Jennifer Van Hook, a sociology professor at Pennsylvania State University, explained that the results of this study were so surprising that researchers actually held off the results to ensure that all the data collected was accurate (really?). Using data from a national survey that tracked 19,500 students in the US who attended schools in both 5th grade and 8th grade, researchers found that even though there had been a significant increase in the percentage of schools selling junk food in that time frame (isn’t this a little contradictory? First they tell us that junk food is going extinct…and then they tell us quite the contrary, that it has been on the rise 2 years ago…raaaaaaaaaight), there was no corresponding rise in the percentage of students who where overweight or obese. Instead, the percentage of overweight students dropped from 39 per cent to 35 per cent.
In Canada, provinces like Quebec, Ontario, Nova Scotia, British Columbia and New Brunswick have mandatory food and beverage policies at schools. The findings of this study question the effectiveness of these provincial initiatives aimed to restrict junk food in schools.
It would be interesting to see, and there is nothing on this report that points our or mentions this, if students in this study were affected by a change or increase in physical education and physical activity. A lot of american schools have also instituted a bump in their physical activity programs as a result of heavy criticism from many organizations and groups that claim (and they are right, without a doubt), that the sedentary ways of life of today’s youth have a direct impact of the increase in obesity in kids.

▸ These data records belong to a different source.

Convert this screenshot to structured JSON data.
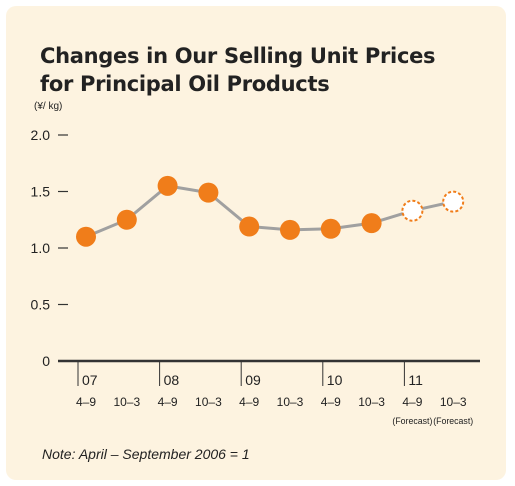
{
  "chart_data": {
    "type": "line",
    "title_line1": "Changes in Our Selling Unit Prices",
    "title_line2": "for Principal Oil Products",
    "unit": "(¥/ kg)",
    "y_ticks": [
      "0",
      "0.5",
      "1.0",
      "1.5",
      "2.0"
    ],
    "y_tick_values": [
      0,
      0.5,
      1.0,
      1.5,
      2.0
    ],
    "ylim": [
      0,
      2.0
    ],
    "years": [
      "07",
      "08",
      "09",
      "10",
      "11"
    ],
    "categories": [
      "4–9",
      "10–3",
      "4–9",
      "10–3",
      "4–9",
      "10–3",
      "4–9",
      "10–3",
      "4–9",
      "10–3"
    ],
    "forecast_labels": [
      "(Forecast)",
      "(Forecast)"
    ],
    "values": [
      1.1,
      1.25,
      1.55,
      1.49,
      1.19,
      1.16,
      1.17,
      1.22,
      1.33,
      1.41
    ],
    "forecast": [
      false,
      false,
      false,
      false,
      false,
      false,
      false,
      false,
      true,
      true
    ],
    "grid": false,
    "colors": {
      "marker": "#f07d1a",
      "line": "#a0a0a0",
      "axis": "#333333",
      "background": "#fdf3e0"
    },
    "note": "Note: April – September 2006 = 1"
  }
}
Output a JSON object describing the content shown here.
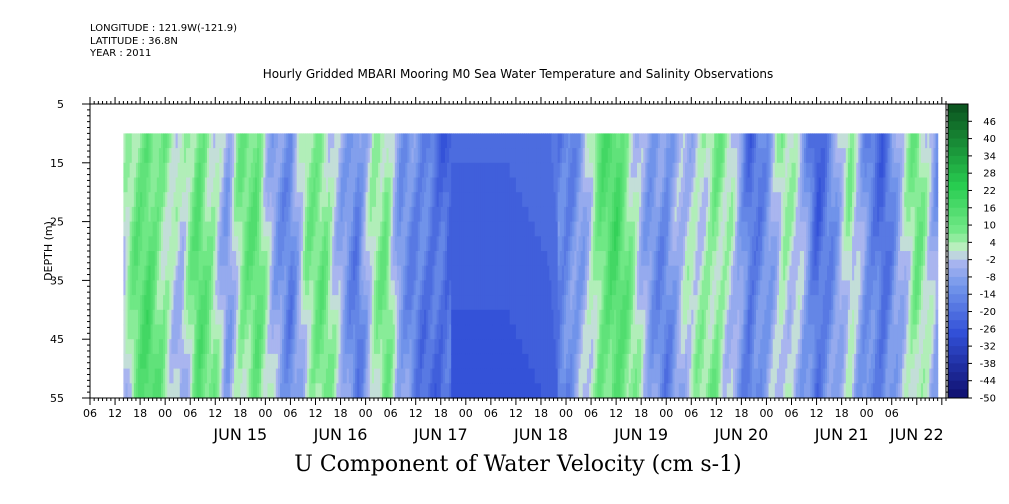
{
  "header": {
    "lines": [
      "LONGITUDE : 121.9W(-121.9)",
      "LATITUDE : 36.8N",
      "YEAR : 2011"
    ],
    "title": "Hourly Gridded MBARI Mooring M0 Sea Water Temperature and Salinity Observations"
  },
  "chart_data": {
    "type": "heatmap",
    "title": "U Component of Water Velocity (cm s-1)",
    "xlabel": "",
    "ylabel": "DEPTH (m)",
    "ylim": [
      55,
      5
    ],
    "y_ticks": [
      5,
      15,
      25,
      35,
      45,
      55
    ],
    "hour_ticks": [
      "06",
      "12",
      "18",
      "00",
      "06",
      "12",
      "18",
      "00",
      "06",
      "12",
      "18",
      "00",
      "06",
      "12",
      "18",
      "00",
      "06",
      "12",
      "18",
      "00",
      "06",
      "12",
      "18",
      "00",
      "06",
      "12",
      "18",
      "00",
      "06",
      "12",
      "18",
      "00",
      "06"
    ],
    "day_labels": [
      {
        "label": "JUN 15",
        "hour": 36
      },
      {
        "label": "JUN 16",
        "hour": 60
      },
      {
        "label": "JUN 17",
        "hour": 84
      },
      {
        "label": "JUN 18",
        "hour": 108
      },
      {
        "label": "JUN 19",
        "hour": 132
      },
      {
        "label": "JUN 20",
        "hour": 156
      },
      {
        "label": "JUN 21",
        "hour": 180
      },
      {
        "label": "JUN 22",
        "hour": 198
      }
    ],
    "x_range_hours": [
      0,
      205
    ],
    "data_x_range_hours": [
      8,
      203
    ],
    "data_depth_range": [
      10,
      55
    ],
    "colorbar": {
      "ticks": [
        "46",
        "40",
        "34",
        "28",
        "22",
        "16",
        "10",
        "4",
        "-2",
        "-8",
        "-14",
        "-20",
        "-26",
        "-32",
        "-38",
        "-44",
        "-50"
      ],
      "min": -50,
      "max": 52,
      "step": 3
    },
    "series": [
      {
        "name": "u_velocity",
        "time_hours": [
          8,
          11,
          14,
          18,
          22,
          26,
          30,
          33,
          36,
          40,
          44,
          48,
          52,
          56,
          60,
          64,
          68,
          71,
          74,
          78,
          82,
          86,
          88,
          92,
          100,
          110,
          115,
          118,
          122,
          126,
          130,
          134,
          138,
          142,
          146,
          150,
          154,
          158,
          162,
          166,
          170,
          174,
          178,
          182,
          186,
          190,
          194,
          198,
          201,
          203
        ],
        "values": [
          -2,
          8,
          14,
          6,
          -4,
          12,
          4,
          -8,
          6,
          10,
          -6,
          -14,
          4,
          8,
          -4,
          -16,
          2,
          8,
          -8,
          -14,
          -20,
          -22,
          -22,
          -22,
          -22,
          -20,
          -14,
          -6,
          10,
          14,
          4,
          -8,
          -14,
          -4,
          2,
          8,
          -2,
          -20,
          -10,
          4,
          -4,
          -22,
          -10,
          4,
          -14,
          -20,
          -4,
          8,
          -2,
          -10
        ]
      }
    ]
  }
}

Also, students get in most cases, only 1 meal per day at school. Parents are for the most part, still responsible for breakfast and dinners. A lot of these students frequent fast food venues as well and the new options offered by restaurants could definitely have an impact in how fat (sorry, how obese) kids get. I can lose weight by eating a high-fat and high-calorie lunch every day…no doubt. What I would be failing to disclose is that I am eating a healthy breakfast and dinner and exercise for an hour every day. I am not fond of the study at all. It is misleading and it has a lot of room for interpretation.
Just give kids a soccer ball and send them out to play…problem solved (I am being sarcastic - but it worked for me when I was growing up).